这最初是一个Python脚本,它在单台计算机上运行,​​我正尝试使用GC Dataflow来适应VM Worker并行化.

This was initially a Python script that ran on a single machine that I am attempting to adapt for VM worker parallelisation using GC Dataflow.

提取过程从单个GCS存储桶位置下载文件,然后在转换完成后将其删除以使存储处于受控状态.这是由于预处理模块需要本地访问文件.通过自己重写一些预处理库,可以将其重新设计为处理字节流而不是文件—但是,在此方面的一些尝试并不顺利,我想先探讨一下如何处理并行化本地为了更好地了解框架,在Apache Beam/GC Dataflow中进行文件操作.

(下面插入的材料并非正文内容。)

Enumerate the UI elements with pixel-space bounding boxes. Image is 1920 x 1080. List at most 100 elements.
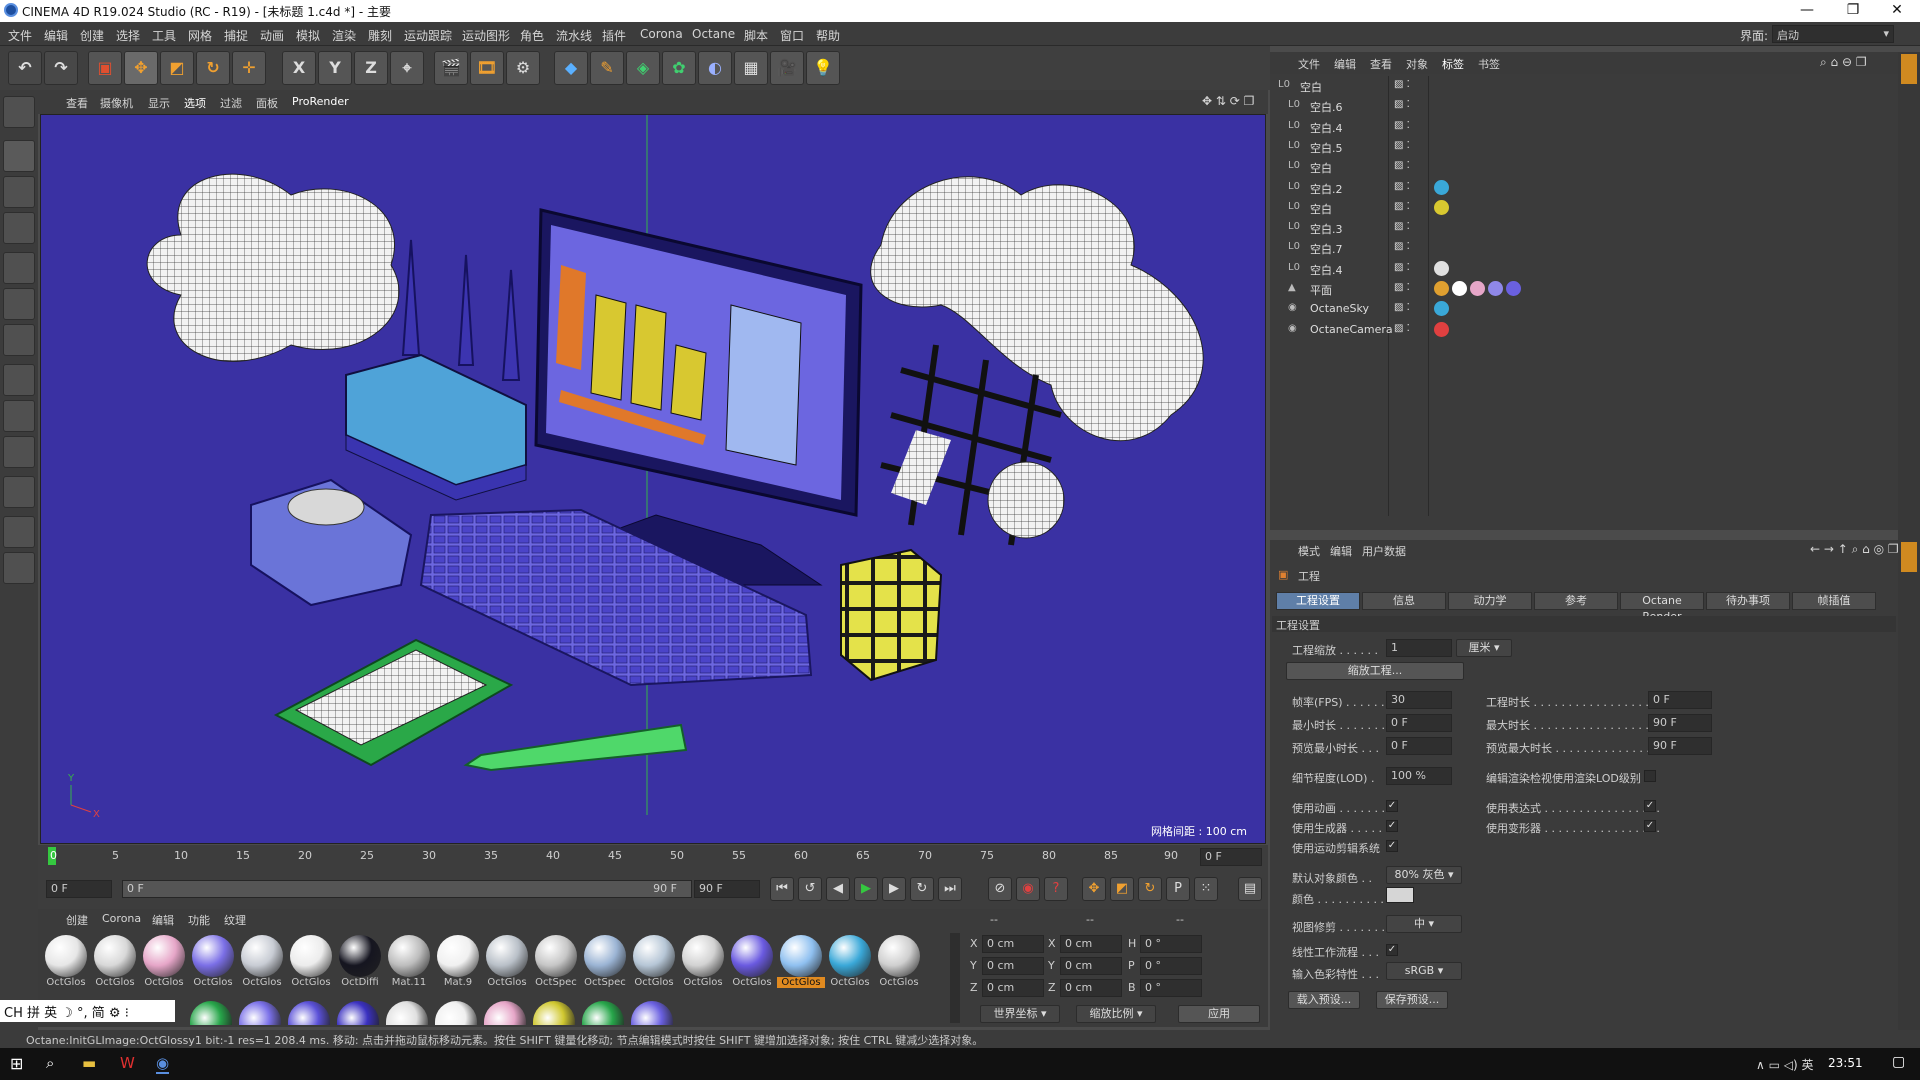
material-swatch-partial[interactable] [582, 1001, 624, 1025]
tab-info[interactable]: 信息 [1362, 592, 1446, 610]
next-frame-button[interactable]: ▶ [882, 877, 906, 901]
material-swatch-partial[interactable] [386, 1001, 428, 1025]
visibility-toggle-icon[interactable]: ▨ ⁚ [1394, 241, 1410, 252]
material-swatch[interactable]: OctGlos [287, 933, 335, 991]
end-frame-field[interactable]: 90 F [694, 880, 760, 898]
rotate-tool-button[interactable]: ↻ [196, 51, 230, 85]
save-preset-button[interactable]: 保存预设... [1376, 991, 1448, 1009]
search-icon[interactable]: ⌕ [46, 1054, 54, 1072]
autokey-button[interactable]: ? [1044, 877, 1068, 901]
use-generators-checkbox[interactable]: ✓ [1386, 820, 1398, 832]
viewport-nav-icons[interactable]: ✥ ⇅ ⟳ ❐ [1202, 94, 1254, 108]
pen-spline-button[interactable]: ✎ [590, 51, 624, 85]
object-row[interactable]: L0 空白.5 ▨ ⁚ [1270, 137, 1898, 157]
obj-menu-bookmarks[interactable]: 书签 [1478, 56, 1500, 72]
fps-field[interactable]: 30 [1386, 691, 1452, 709]
tab-dynamics[interactable]: 动力学 [1448, 592, 1532, 610]
cube-primitive-button[interactable]: ◆ [554, 51, 588, 85]
axis-mode-icon[interactable] [3, 364, 35, 396]
material-swatch-partial[interactable] [631, 1001, 673, 1025]
next-key-button[interactable]: ↻ [910, 877, 934, 901]
menu-simulate[interactable]: 模拟 [296, 27, 320, 44]
material-swatch[interactable]: OctGlos [728, 933, 776, 991]
material-swatch[interactable]: Mat.11 [385, 933, 433, 991]
material-swatch[interactable]: OctGlos [679, 933, 727, 991]
viewport-menu-display[interactable]: 显示 [148, 95, 170, 111]
menu-help[interactable]: 帮助 [816, 27, 840, 44]
current-frame-field[interactable]: 0 F [1200, 848, 1262, 866]
make-editable-button[interactable] [3, 96, 35, 128]
material-menu-corona[interactable]: Corona [102, 912, 141, 925]
apply-button[interactable]: 应用 [1178, 1005, 1260, 1023]
material-swatch-partial[interactable] [288, 1001, 330, 1025]
maximize-button[interactable]: ❐ [1830, 0, 1876, 22]
object-row[interactable]: L0 空白.4 ▨ ⁚ [1270, 259, 1898, 279]
menu-motion-tracking[interactable]: 运动跟踪 [404, 27, 452, 44]
object-row[interactable]: L0 空白.6 ▨ ⁚ [1270, 96, 1898, 116]
object-row[interactable]: L0 空白 ▨ ⁚ [1270, 76, 1898, 96]
obj-menu-object[interactable]: 对象 [1406, 56, 1428, 72]
viewport-menu-options[interactable]: 选项 [184, 95, 206, 111]
menu-animate[interactable]: 动画 [260, 27, 284, 44]
tweak-mode-icon[interactable] [3, 400, 35, 432]
layout-select[interactable]: 启动 ▾ [1772, 25, 1894, 43]
key-position-button[interactable]: ✥ [1082, 877, 1106, 901]
material-tag-icon[interactable] [1434, 260, 1449, 276]
material-menu-create[interactable]: 创建 [66, 912, 88, 928]
menu-snap[interactable]: 捕捉 [224, 27, 248, 44]
snap-magnet-icon[interactable] [3, 476, 35, 508]
material-menu-edit[interactable]: 编辑 [152, 912, 174, 928]
coord-value-field[interactable]: 0 cm [982, 979, 1044, 997]
menu-edit[interactable]: 编辑 [44, 27, 68, 44]
material-tag-icon[interactable] [1470, 281, 1485, 296]
preview-max-field[interactable]: 90 F [1648, 737, 1712, 755]
object-row[interactable]: ◉ OctaneSky ▨ ⁚ [1270, 299, 1898, 319]
camera-button[interactable]: 🎥 [770, 51, 804, 85]
viewport-menu-panel[interactable]: 面板 [256, 95, 278, 111]
object-row[interactable]: L0 空白 ▨ ⁚ [1270, 198, 1898, 218]
material-tag-icon[interactable] [1434, 199, 1449, 215]
render-view-button[interactable]: 🎬 [434, 51, 468, 85]
menu-render[interactable]: 渲染 [332, 27, 356, 44]
coord-value-field[interactable]: 0 cm [982, 957, 1044, 975]
material-swatch[interactable]: OctGlos [483, 933, 531, 991]
previous-key-button[interactable]: ↺ [798, 877, 822, 901]
material-swatch-partial[interactable] [533, 1001, 575, 1025]
visibility-toggle-icon[interactable]: ▨ ⁚ [1394, 282, 1410, 293]
file-explorer-icon[interactable]: ▬ [82, 1054, 96, 1072]
project-scale-field[interactable]: 1 [1386, 639, 1452, 657]
menu-script[interactable]: 脚本 [744, 27, 768, 44]
object-row[interactable]: L0 空白.2 ▨ ⁚ [1270, 178, 1898, 198]
coord-value-field[interactable]: 0 cm [1060, 935, 1122, 953]
workplane-lock-icon[interactable] [3, 516, 35, 548]
obj-menu-edit[interactable]: 编辑 [1334, 56, 1356, 72]
scale-project-button[interactable]: 缩放工程... [1286, 662, 1464, 680]
load-preset-button[interactable]: 载入预设... [1288, 991, 1360, 1009]
coord-value-field[interactable]: 0 cm [982, 935, 1044, 953]
menu-file[interactable]: 文件 [8, 27, 32, 44]
key-scale-button[interactable]: ◩ [1110, 877, 1134, 901]
render-picture-viewer-button[interactable]: 🎞 [470, 51, 504, 85]
view-clipping-select[interactable]: 中 ▾ [1386, 915, 1462, 933]
tray-icons[interactable]: ∧ ▭ ◁) 英 [1756, 1056, 1813, 1073]
tab-project-settings[interactable]: 工程设置 [1276, 592, 1360, 610]
coord-value-field[interactable]: 0 ° [1140, 979, 1202, 997]
tab-reference[interactable]: 参考 [1534, 592, 1618, 610]
start-frame-field[interactable]: 0 F [46, 880, 112, 898]
notification-icon[interactable]: ▢ [1892, 1054, 1905, 1070]
wps-icon[interactable]: W [120, 1054, 135, 1072]
coordinate-system-button[interactable]: ⌖ [390, 51, 424, 85]
object-row[interactable]: ◉ OctaneCamera ▨ ⁚ [1270, 320, 1898, 340]
menu-plugins[interactable]: 插件 [602, 27, 626, 44]
material-scrollbar[interactable] [950, 933, 960, 1023]
material-swatch-partial[interactable] [435, 1001, 477, 1025]
play-button[interactable]: ▶ [854, 877, 878, 901]
material-swatch-partial[interactable] [190, 1001, 232, 1025]
y-axis-button[interactable]: Y [318, 51, 352, 85]
menu-pipeline[interactable]: 流水线 [556, 27, 592, 44]
cloner-button[interactable]: ✿ [662, 51, 696, 85]
visibility-toggle-icon[interactable]: ▨ ⁚ [1394, 181, 1410, 192]
use-deformers-checkbox[interactable]: ✓ [1644, 820, 1656, 832]
visibility-toggle-icon[interactable]: ▨ ⁚ [1394, 323, 1410, 334]
previous-frame-button[interactable]: ◀ [826, 877, 850, 901]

The extraction process downloads the files from a single GCS bucket location then deletes them after the transform is completed to keep storage under control. This is due to the pre-processing module which requires local access to the files. This could be re-engineered to handle a byte stream instead of a file by rewriting some of the pre-processing libraries myself - however, some attempts at this aren't going well and I'd like to explore first how to handle parallelised local file operations in Apache Beam / GC Dataflow in order to understand the framework better.

在这个粗略的实现中,每个分支都下载和删除文件,并进行了很多双重处理.在我的实现中,我有8个分支,因此每个文件被下载和删除8次.可以将GCS存储桶安装在每个工作人员上,而不是从远程下载文件吗?

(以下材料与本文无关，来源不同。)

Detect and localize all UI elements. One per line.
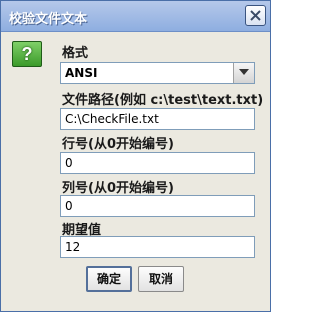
ok-button[interactable]: 确定 <box>86 266 132 292</box>
chevron-down-icon <box>239 69 249 75</box>
format-dropdown-button[interactable] <box>233 63 254 83</box>
column-number-input[interactable]: 0 <box>60 195 255 217</box>
format-label: 格式 <box>62 46 89 61</box>
title-bar[interactable]: 校验文件文本 <box>1 1 270 32</box>
close-icon <box>250 10 261 21</box>
expected-value-input[interactable]: 12 <box>60 236 255 258</box>
dialog-title: 校验文件文本 <box>9 12 88 27</box>
line-number-input[interactable]: 0 <box>60 152 255 174</box>
line-number-label: 行号(从0开始编号) <box>62 137 174 152</box>
path-input[interactable]: C:\CheckFile.txt <box>60 108 255 130</box>
format-dropdown[interactable]: ANSI <box>60 62 255 84</box>
column-number-label: 列号(从0开始编号) <box>62 181 174 196</box>
path-label: 文件路径(例如 c:\test\text.txt) <box>62 93 264 108</box>
format-selected-value: ANSI <box>65 66 98 80</box>
cancel-button[interactable]: 取消 <box>138 266 184 292</box>
question-icon: ? <box>12 41 42 67</box>
close-button[interactable] <box>245 5 266 26</box>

In this rough implementation each branch downloads and deletes the files, with lots of double handling. In my implementation I have 8 branches, so each file is being downloaded and deleted 8 times. Could a GCS bucket instead be mounted on every worker rather than downloading files from the remote?

或者还有另一种方法可以确保为工作人员传递对文件的正确引用,以便:

Or is there another way to ensure workers are being passed the correct reference to a file so that:

  • 单个 DownloadFilesDoFn()可以下载一批
  • 然后将 PCollection 中的本地文件引用散布到所有分支
  • 然后最后一个 CleanUpFilesDoFn()可以将其删除
  • 如何并行化本地文件引用?
  • a single DownloadFilesDoFn() can download a batch
  • then fan out the local file references in PCollection to all the branches
  • and then a final CleanUpFilesDoFn() can remove them
  • How can you parallelise local file references?

如果无法避免本地文件操作,那么对于Apache Beam/GC数据流而言,最好的分支 ParDo 策略是什么?

What is the best branched ParDo strategy for Apache Beam / GC Dataflow if local file operations cannot be avoided?

为简单起见,我现有实现的一些示例代码带有两个分支.

Some example code of my existing implementation with two branches for simplicity.

# singleton decorator
def singleton(cls):
  instances = {}
  def getinstance():
      if cls not in instances:
          instances[cls] = cls()
      return instances[cls]
  return getinstance

@singleton
class Predict():
  def __init__(self, model):
    '''
    Process audio, reads in filename 
    Returns Prediction
    '''
    self.model = model

  def process(self, filename):
      #simplified pseudocode
      audio = preprocess.load(filename=filename)
      prediction = inference(self.model, audio)
      return prediction

class PredictDoFn(beam.DoFn):
  def __init__(self, model):
    self.localfile, self.model = "", model
    
  def process(self, element):
    # Construct Predict() object singleton per worker
    predict = Predict(self.model)

    subprocess.run(['gsutil','cp',element['GCSPath'],'./'], cwd=cwd, shell=False)
    self.localfile = cwd + "/" + element['GCSPath'].split('/')[-1]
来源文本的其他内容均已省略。